Type new code strictly. Every new module gets full strictness. No exceptions.
Work inward. After boundaries are typed, add types to internal helpers.
Eliminate Any. Track Any count as a code quality metric and reduce it each sprint.

Common Pitfalls

Using dict instead of TypedDict. Returning dict[str, Any] gives callers no information about keys or value types.
Overly broad Union types. Union[str, int, float, list, dict, None] is effectively untyped. Narrow to actual types.
Ignoring generic variance. list[Animal] is not a supertype of list[Dog]. Use Sequence[Animal] for read-only covariant access.

Python type hints transform AI codebases from fragile dictionary-juggling into verified, self-documenting pipelines. The five core patterns — TypedDict, Generics, Protocol, Literal, and Union — address the specific challenges of typing LLM responses, building reusable pipeline stages, defining tool interfaces, constraining model parameters, and handling multi-modal inputs.

Python for GenAI Engineers — Async patterns, Pydantic, and production Python for AI
Async Python Guide — asyncio fundamentals for LLM API calls and parallel pipelines
Structured Outputs — LLM structured output techniques using typed schemas
LLMOps — Operationalizing LLM pipelines with monitoring, versioning, and deployment
Pydantic AI — Building type-safe AI agents with Pydantic AI framework

Frequently Asked Questions

Why are Python type hints important for AI engineering?

Type hints catch data shape mismatches at development time — before they become runtime crashes in production LLM pipelines.

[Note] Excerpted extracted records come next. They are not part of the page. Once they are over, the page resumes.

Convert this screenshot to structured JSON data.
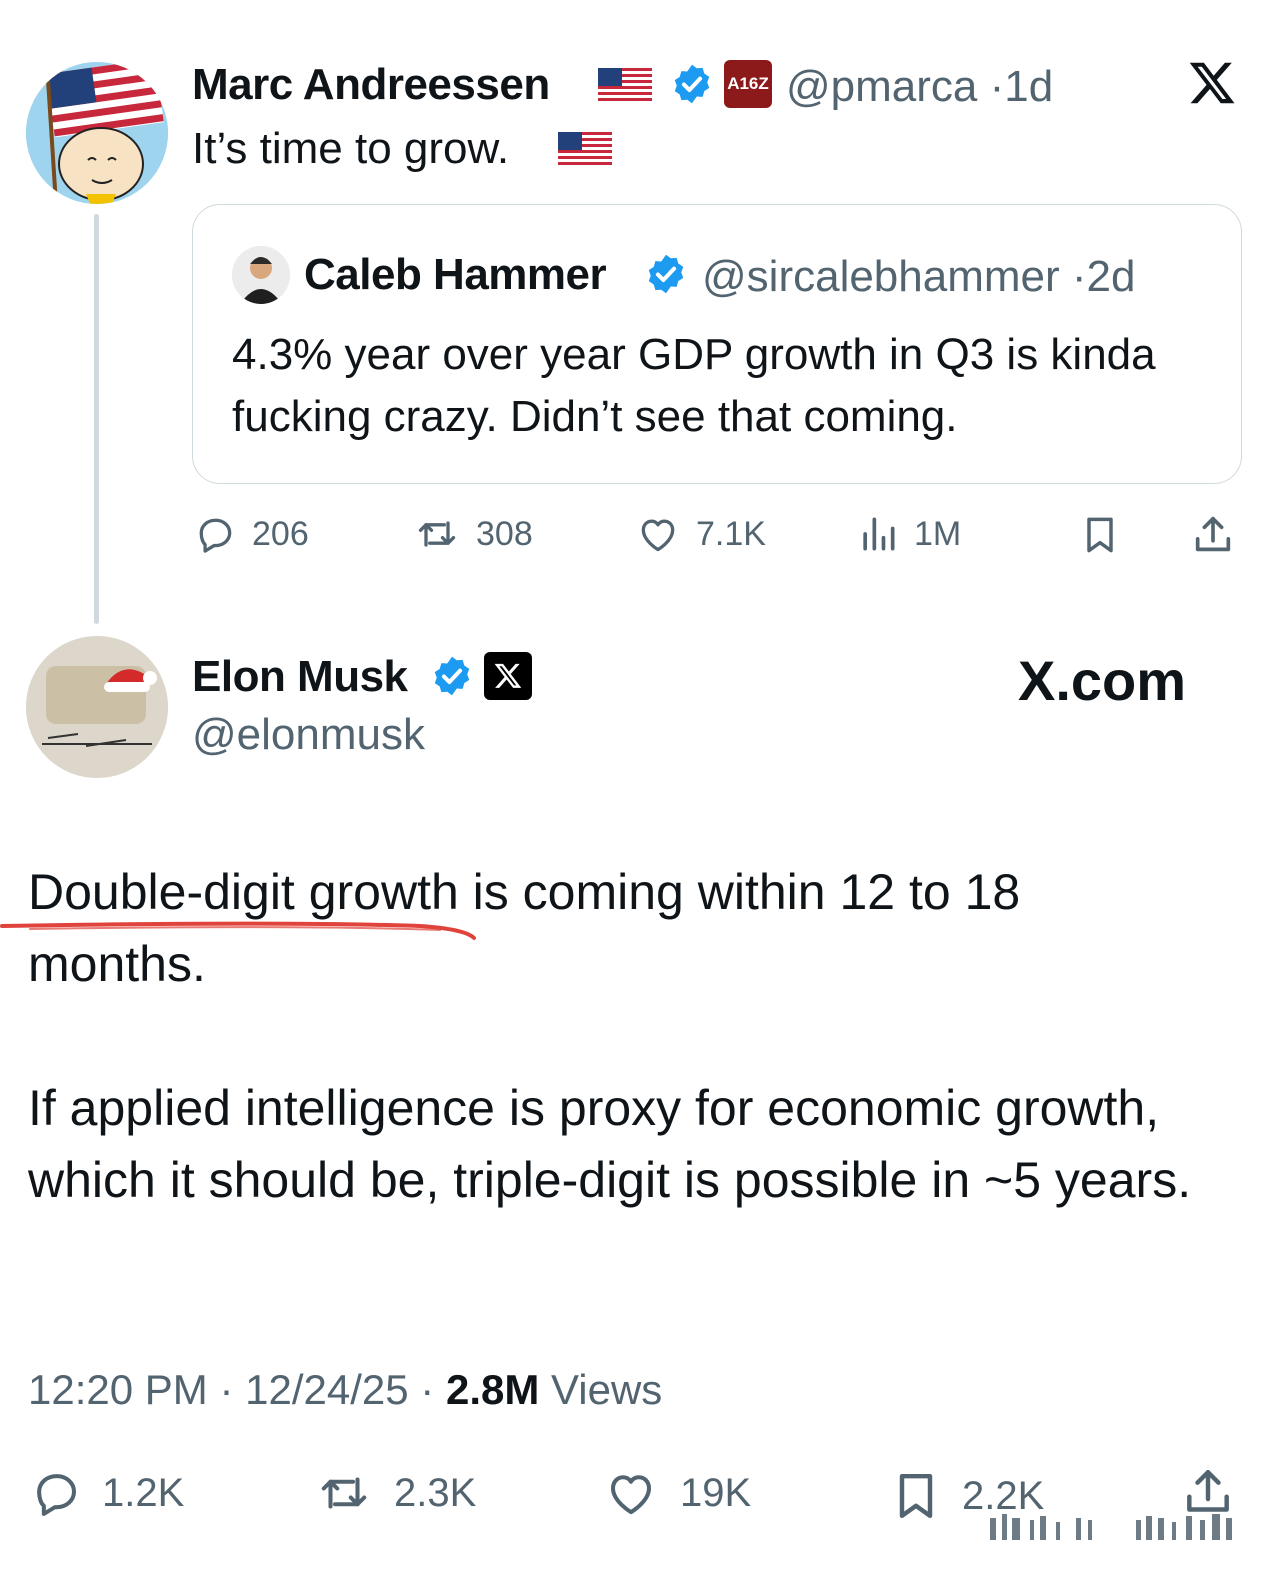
{
  "main_tweet": {
    "author_name": "Marc Andreessen",
    "affiliate_badge": "A16Z",
    "handle": "@pmarca",
    "separator": "·",
    "time_ago": "1d",
    "text": "It’s time to grow."
  },
  "quoted_tweet": {
    "author_name": "Caleb Hammer",
    "handle": "@sircalebhammer",
    "separator": "·",
    "time_ago": "2d",
    "text": "4.3% year over year GDP growth in Q3 is kinda fucking crazy. Didn’t see that coming."
  },
  "main_actions": {
    "replies": "206",
    "reposts": "308",
    "likes": "7.1K",
    "views": "1M"
  },
  "reply_tweet": {
    "author_name": "Elon Musk",
    "handle": "@elonmusk",
    "brand_logo": "X.com",
    "paragraph_1": "Double-digit growth is coming within 12 to 18 months.",
    "paragraph_2": "If applied intelligence is proxy for economic growth, which it should be, triple-digit is possible in ~5 years.",
    "timestamp": "12:20 PM",
    "date": "12/24/25",
    "separator": "·",
    "views_count": "2.8M",
    "views_label": "Views"
  },
  "reply_actions": {
    "replies": "1.2K",
    "reposts": "2.3K",
    "likes": "19K",
    "bookmarks": "2.2K"
  },
  "colors": {
    "verified_blue": "#1d9bf0",
    "text_dark": "#0f1419",
    "text_muted": "#536471",
    "underline_red": "#e0433c",
    "a16z_red": "#8c1a1a"
  },
  "icons": [
    "x-logo-icon",
    "verified-badge-icon",
    "us-flag-icon",
    "reply-icon",
    "repost-icon",
    "like-icon",
    "views-icon",
    "bookmark-icon",
    "share-icon"
  ]
}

They enable IDE autocompletion for complex nested structures like LLM API responses, make pipeline interfaces self-documenting, and allow static analysis tools like mypy to verify that every function in your chain receives and returns the correct types.

What is the difference between TypedDict and Pydantic BaseModel for AI code?

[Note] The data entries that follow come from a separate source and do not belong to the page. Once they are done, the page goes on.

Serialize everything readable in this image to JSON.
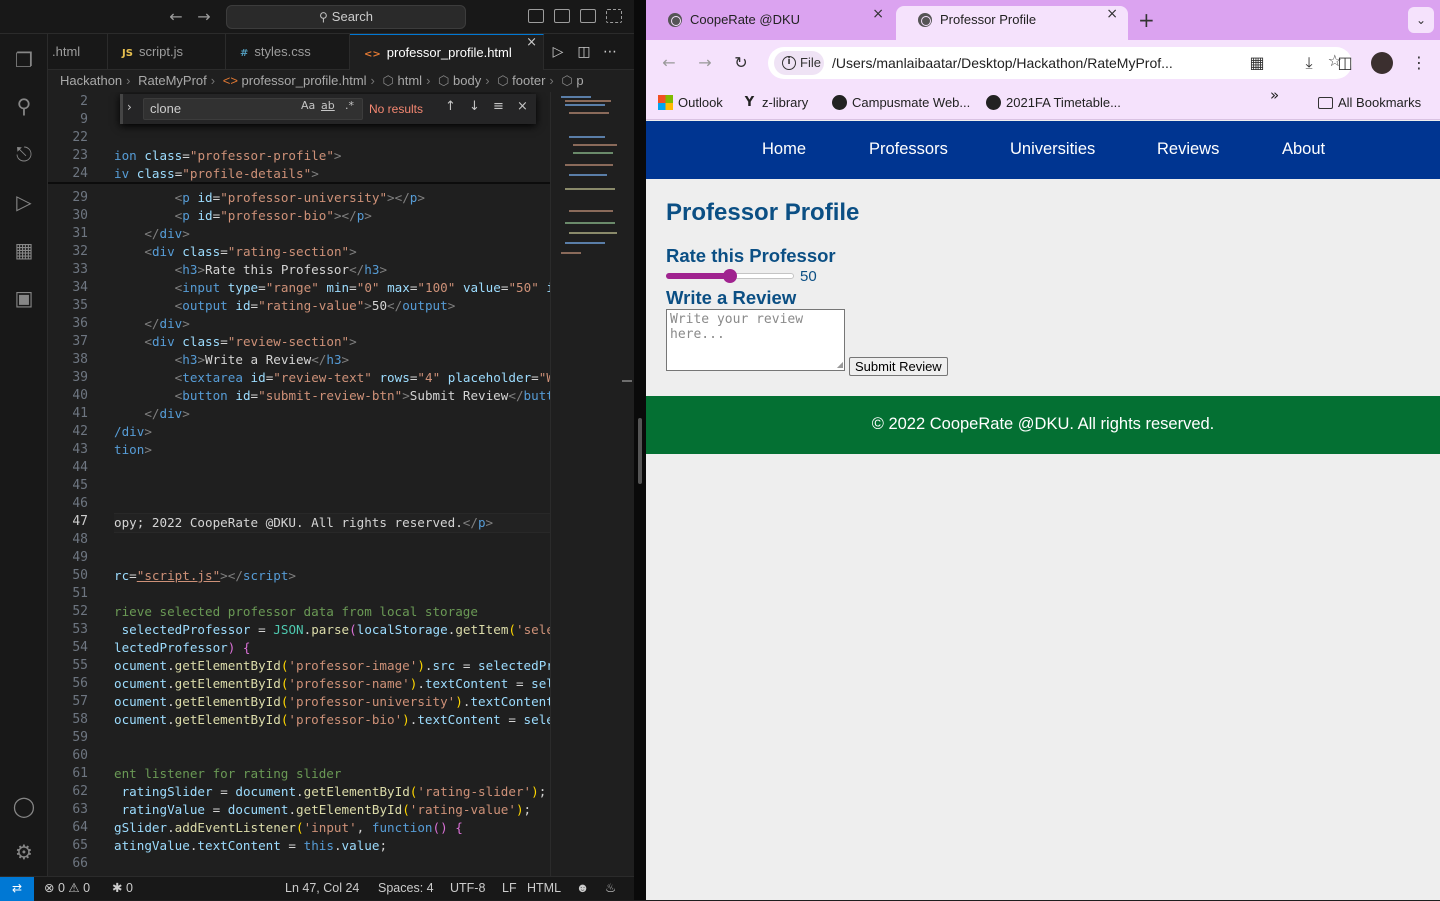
{
  "vscode": {
    "titlebar": {
      "search_label": "Search"
    },
    "tabs": [
      {
        "label": ".html",
        "icon": "html-icon"
      },
      {
        "label": "script.js",
        "icon_text": "JS"
      },
      {
        "label": "styles.css",
        "icon_text": "#"
      },
      {
        "label": "professor_profile.html",
        "icon_text": "<>",
        "active": true
      }
    ],
    "breadcrumb": [
      "Hackathon",
      "RateMyProf",
      "professor_profile.html",
      "html",
      "body",
      "footer",
      "p"
    ],
    "find": {
      "query": "clone",
      "result": "No results",
      "opt_case": "Aa",
      "opt_word": "ab",
      "opt_regex": ".*"
    },
    "line_numbers": [
      "2",
      "9",
      "22",
      "23",
      "24",
      "29",
      "30",
      "31",
      "32",
      "33",
      "34",
      "35",
      "36",
      "37",
      "38",
      "39",
      "40",
      "41",
      "42",
      "43",
      "44",
      "45",
      "46",
      "47",
      "48",
      "49",
      "50",
      "51",
      "52",
      "53",
      "54",
      "55",
      "56",
      "57",
      "58",
      "59",
      "60",
      "61",
      "62",
      "63",
      "64",
      "65",
      "66"
    ],
    "current_line": "47",
    "status": {
      "errors": "0",
      "warnings": "0",
      "ports": "0",
      "cursor": "Ln 47, Col 24",
      "spaces": "Spaces: 4",
      "encoding": "UTF-8",
      "eol": "LF",
      "language": "HTML"
    }
  },
  "chrome": {
    "tabs": [
      {
        "title": "CoopeRate @DKU"
      },
      {
        "title": "Professor Profile",
        "active": true
      }
    ],
    "omnibox": {
      "chip": "File",
      "url": "/Users/manlaibaatar/Desktop/Hackathon/RateMyProf..."
    },
    "bookmarks": [
      "Outlook",
      "z-library",
      "Campusmate Web...",
      "2021FA Timetable..."
    ],
    "all_bookmarks": "All Bookmarks",
    "colors": {
      "tab_strip": "#dba3f0",
      "toolbar": "#f5e2fc"
    }
  },
  "page": {
    "nav": [
      "Home",
      "Professors",
      "Universities",
      "Reviews",
      "About"
    ],
    "heading": "Professor Profile",
    "rate_heading": "Rate this Professor",
    "rating": {
      "min": 0,
      "max": 100,
      "value": 50,
      "display": "50"
    },
    "review_heading": "Write a Review",
    "review_placeholder": "Write your review here...",
    "submit_label": "Submit Review",
    "footer": "© 2022 CoopeRate @DKU. All rights reserved.",
    "colors": {
      "nav_bg": "#003591",
      "footer_bg": "#047033",
      "heading": "#0b4f84",
      "slider": "#a0238f"
    }
  }
}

TypedDict provides static type checking at development time with zero runtime cost — mypy verifies correct keys and value types. Pydantic BaseModel provides runtime validation, checking and coercing data when objects are created. Use TypedDict for internal data structures. Use Pydantic for external boundaries where data arrives from LLM APIs or user inputs.

How do you type LLM API responses in Python?

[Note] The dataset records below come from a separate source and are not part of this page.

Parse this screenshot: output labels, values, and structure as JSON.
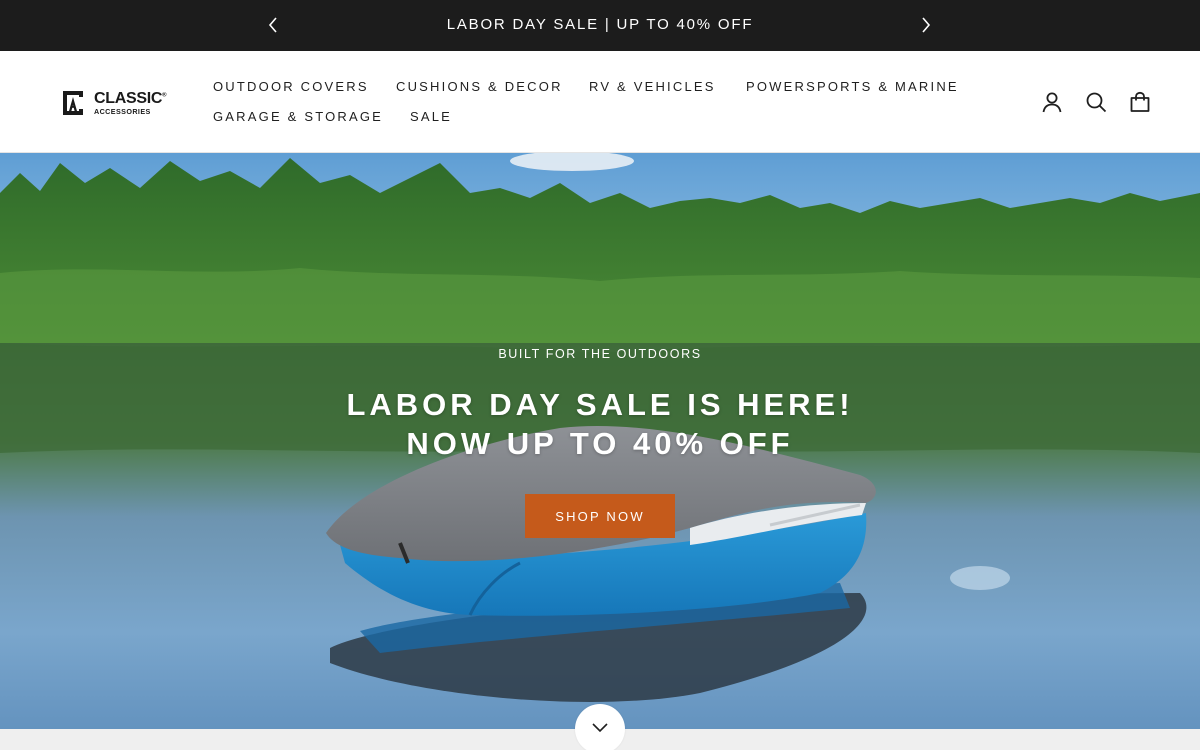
{
  "announcement": {
    "text": "LABOR DAY SALE | UP TO 40% OFF",
    "prev_icon": "chevron-left-icon",
    "next_icon": "chevron-right-icon"
  },
  "header": {
    "logo": {
      "main": "CLASSIC",
      "sub": "ACCESSORIES",
      "mark": "®"
    },
    "nav": [
      {
        "label": "OUTDOOR COVERS"
      },
      {
        "label": "CUSHIONS & DECOR"
      },
      {
        "label": "RV & VEHICLES"
      },
      {
        "label": "POWERSPORTS & MARINE"
      },
      {
        "label": "GARAGE & STORAGE"
      },
      {
        "label": "SALE"
      }
    ],
    "icons": [
      "account-icon",
      "search-icon",
      "cart-icon"
    ]
  },
  "hero": {
    "eyebrow": "BUILT FOR THE OUTDOORS",
    "title_line1": "LABOR DAY SALE IS HERE!",
    "title_line2": "NOW UP TO 40% OFF",
    "cta": "SHOP NOW",
    "scroll_icon": "chevron-down-icon"
  },
  "colors": {
    "announcement_bg": "#1c1c1c",
    "cta_bg": "#c55a1b",
    "text_dark": "#1f1f1f"
  }
}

Use TypedDict to define the expected shape of LLM responses, including nested structures for choices, messages, and usage metadata. For structured outputs, define a TypedDict or Pydantic model for the parsed content. For streaming responses, type the generator with AsyncIterator parameterized by the chunk type.

How do Generic types improve AI pipeline code?

Generic types let you write pipeline components that work with any data type while preserving type information through the chain. A generic retry wrapper preserves the return type of the wrapped function. A generic Pipeline class ensures that chaining stages together is type-safe — connecting incompatible stages is caught before runtime.

What is the Protocol pattern for AI tool interfaces?

Protocol defines structural subtyping — any class that implements the required methods satisfies the Protocol without needing explicit inheritance. For AI tool registries, you define a Protocol with execute and description methods. Any tool class implementing these methods can be registered. Third-party tools work without modification.

How do you configure mypy for an AI Python project?

Start with strict mode in pyproject.toml: strict = true, warn_return_any = true, disallow_untyped_defs = true. Use per-module overrides for third-party AI libraries lacking type stubs. Add mypy to CI so type errors block merges.

When should you use Literal types in AI code?

Use Literal for model name parameters so mypy catches typos, for role fields in chat messages, and for configuration enums like embedding dimensions or similarity metrics. This prevents invalid values from reaching API calls where they would cause runtime errors.

How do you handle Union types for multi-modal AI inputs?

Define each modality as a distinct TypedDict with a discriminator field, then use Union to combine them. In processing functions, use isinstance checks or match statements to narrow the type. mypy verifies that you handle every variant in the Union.